Gary Gillman said...

It seems to me that the "bon ton", never the best or first market for beer, convinced itself that a beer with much more gas and less alcohol than the typical English beer, and tasting hopefully of (at the time) reduced pine and fir resins, would knock out some established pillars of British brewing.

(The only problem was, the British man in the street who was the typical beer consumer, whose ancestors were drinking beer for hundreds of years, didn't agree).

Educated chemists like Charles Graham backed up this trend. I believe that Frank Faulkner and most other practical brewers writing in the mid- and later-1800's were skeptical that lager improved upon the merits of English beer, but they seemed abashed to say so. In this they were cowed I think by the big emerging German and Austrian concerns, their impressive decoction methods and their investment in cooling plant.

Few voices in British beerdom seemed actively to have defended the native product.
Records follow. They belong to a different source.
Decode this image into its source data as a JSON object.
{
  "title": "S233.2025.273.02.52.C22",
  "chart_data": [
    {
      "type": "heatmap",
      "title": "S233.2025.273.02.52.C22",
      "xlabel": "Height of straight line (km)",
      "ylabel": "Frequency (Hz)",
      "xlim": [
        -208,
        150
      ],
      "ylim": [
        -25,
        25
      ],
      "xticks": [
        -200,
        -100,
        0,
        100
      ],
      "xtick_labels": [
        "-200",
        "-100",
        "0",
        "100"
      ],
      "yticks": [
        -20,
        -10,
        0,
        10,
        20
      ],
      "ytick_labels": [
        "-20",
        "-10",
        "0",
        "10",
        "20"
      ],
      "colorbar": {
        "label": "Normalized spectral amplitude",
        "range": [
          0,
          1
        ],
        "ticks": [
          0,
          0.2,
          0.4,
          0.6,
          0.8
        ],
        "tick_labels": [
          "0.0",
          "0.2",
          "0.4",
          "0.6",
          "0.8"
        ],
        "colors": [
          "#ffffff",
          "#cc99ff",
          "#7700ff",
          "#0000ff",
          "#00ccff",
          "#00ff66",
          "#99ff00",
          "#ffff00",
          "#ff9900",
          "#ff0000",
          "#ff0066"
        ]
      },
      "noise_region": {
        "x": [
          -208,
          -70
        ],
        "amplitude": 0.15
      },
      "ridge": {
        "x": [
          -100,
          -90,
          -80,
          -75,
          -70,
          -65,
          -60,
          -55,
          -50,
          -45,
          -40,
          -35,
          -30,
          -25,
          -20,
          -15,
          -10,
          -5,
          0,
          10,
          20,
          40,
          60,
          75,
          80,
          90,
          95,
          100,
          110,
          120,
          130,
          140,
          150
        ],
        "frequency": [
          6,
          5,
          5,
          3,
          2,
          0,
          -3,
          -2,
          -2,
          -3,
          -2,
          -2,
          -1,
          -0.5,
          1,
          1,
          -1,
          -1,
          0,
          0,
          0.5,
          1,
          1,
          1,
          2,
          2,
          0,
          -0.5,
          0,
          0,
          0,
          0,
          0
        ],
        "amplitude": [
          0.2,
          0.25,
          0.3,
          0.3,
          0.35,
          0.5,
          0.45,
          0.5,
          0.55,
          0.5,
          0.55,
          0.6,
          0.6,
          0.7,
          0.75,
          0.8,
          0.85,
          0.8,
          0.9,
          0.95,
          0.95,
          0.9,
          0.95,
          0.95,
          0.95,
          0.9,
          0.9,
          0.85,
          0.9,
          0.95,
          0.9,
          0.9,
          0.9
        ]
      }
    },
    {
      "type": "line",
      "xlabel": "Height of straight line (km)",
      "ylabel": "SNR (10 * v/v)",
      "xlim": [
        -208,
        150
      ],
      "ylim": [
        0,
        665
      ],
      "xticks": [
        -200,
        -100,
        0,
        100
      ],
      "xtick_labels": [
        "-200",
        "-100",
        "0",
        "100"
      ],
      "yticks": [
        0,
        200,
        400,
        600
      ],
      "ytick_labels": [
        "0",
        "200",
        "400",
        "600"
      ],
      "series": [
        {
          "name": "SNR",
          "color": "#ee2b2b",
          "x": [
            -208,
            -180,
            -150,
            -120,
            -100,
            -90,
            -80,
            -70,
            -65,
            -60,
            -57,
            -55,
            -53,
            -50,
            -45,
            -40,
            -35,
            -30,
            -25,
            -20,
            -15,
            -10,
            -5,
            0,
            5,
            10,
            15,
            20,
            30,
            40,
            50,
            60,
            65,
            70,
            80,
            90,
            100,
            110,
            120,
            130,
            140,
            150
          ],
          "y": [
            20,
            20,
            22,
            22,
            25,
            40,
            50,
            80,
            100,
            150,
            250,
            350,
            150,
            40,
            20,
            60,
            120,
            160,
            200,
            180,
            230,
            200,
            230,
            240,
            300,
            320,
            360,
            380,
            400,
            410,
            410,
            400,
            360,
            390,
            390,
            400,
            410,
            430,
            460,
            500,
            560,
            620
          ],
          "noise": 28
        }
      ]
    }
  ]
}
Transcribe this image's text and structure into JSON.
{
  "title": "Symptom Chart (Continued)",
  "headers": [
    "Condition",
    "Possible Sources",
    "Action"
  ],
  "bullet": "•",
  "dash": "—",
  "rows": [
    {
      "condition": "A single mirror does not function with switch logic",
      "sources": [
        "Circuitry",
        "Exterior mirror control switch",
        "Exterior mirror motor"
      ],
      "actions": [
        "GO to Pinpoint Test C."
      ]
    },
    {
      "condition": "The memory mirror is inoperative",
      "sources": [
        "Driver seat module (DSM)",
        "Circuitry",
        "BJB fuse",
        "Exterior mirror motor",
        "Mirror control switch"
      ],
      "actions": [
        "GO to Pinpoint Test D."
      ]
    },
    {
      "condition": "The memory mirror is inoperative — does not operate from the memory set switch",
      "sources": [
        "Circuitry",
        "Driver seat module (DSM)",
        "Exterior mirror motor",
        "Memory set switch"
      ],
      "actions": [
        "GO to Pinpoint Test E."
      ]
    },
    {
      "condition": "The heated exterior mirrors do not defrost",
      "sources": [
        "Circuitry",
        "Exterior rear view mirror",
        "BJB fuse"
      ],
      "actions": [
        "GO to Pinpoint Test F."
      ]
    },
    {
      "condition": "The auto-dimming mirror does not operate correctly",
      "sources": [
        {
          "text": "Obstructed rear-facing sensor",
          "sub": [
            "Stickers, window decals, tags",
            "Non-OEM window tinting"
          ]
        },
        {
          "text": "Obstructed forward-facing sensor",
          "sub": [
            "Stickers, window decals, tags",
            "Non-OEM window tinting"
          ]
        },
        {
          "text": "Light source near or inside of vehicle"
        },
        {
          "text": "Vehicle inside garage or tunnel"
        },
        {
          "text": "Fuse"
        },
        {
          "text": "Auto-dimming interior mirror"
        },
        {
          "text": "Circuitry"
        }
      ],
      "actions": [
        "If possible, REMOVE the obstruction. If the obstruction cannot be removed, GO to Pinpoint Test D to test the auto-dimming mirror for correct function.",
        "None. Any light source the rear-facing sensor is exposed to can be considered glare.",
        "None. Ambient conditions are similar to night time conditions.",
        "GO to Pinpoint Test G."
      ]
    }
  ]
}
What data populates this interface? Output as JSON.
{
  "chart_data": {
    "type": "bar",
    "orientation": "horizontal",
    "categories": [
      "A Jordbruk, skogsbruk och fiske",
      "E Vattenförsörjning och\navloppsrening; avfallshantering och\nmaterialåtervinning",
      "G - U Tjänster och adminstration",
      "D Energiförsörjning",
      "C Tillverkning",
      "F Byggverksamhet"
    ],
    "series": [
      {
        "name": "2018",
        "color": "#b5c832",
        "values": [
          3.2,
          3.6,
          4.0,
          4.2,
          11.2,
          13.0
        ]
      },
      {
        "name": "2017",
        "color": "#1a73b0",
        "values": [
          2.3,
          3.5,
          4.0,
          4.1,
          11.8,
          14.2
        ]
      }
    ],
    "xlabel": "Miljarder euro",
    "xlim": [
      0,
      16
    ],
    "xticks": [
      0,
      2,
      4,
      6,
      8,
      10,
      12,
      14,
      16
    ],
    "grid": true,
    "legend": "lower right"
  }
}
Here is one who did, see page 179 in The Curiosities of Ale and Beer: An Entertaining History:

"Neither German nor Anglo-German beers appear to make much headway over here, nor is this very surprising when we remember how far superior our own ales and beers are to any brewed in Germany".

Thank you.


Gary Gillman said...

Ron, just a postscript in that I realize the focus of this particular venture seems to have been the export market. But given the references also to potential high-end use in domestic cities, and the need too for almost any business to have a local base, it is clear, and the general buzz at the time was, that lager was the next big thing for home use too.

Well, it wasn't. What was missed was that British brewing, even before running beers became the norm, was a perfected entity unlike the small creaky northern European top-fermenting plants with their oft-acidic medieval ales. The simple want lager supplied there didn't exist in Britain and anyway the new stuff didn't taste as good (still doesn't taking all in all, IMO).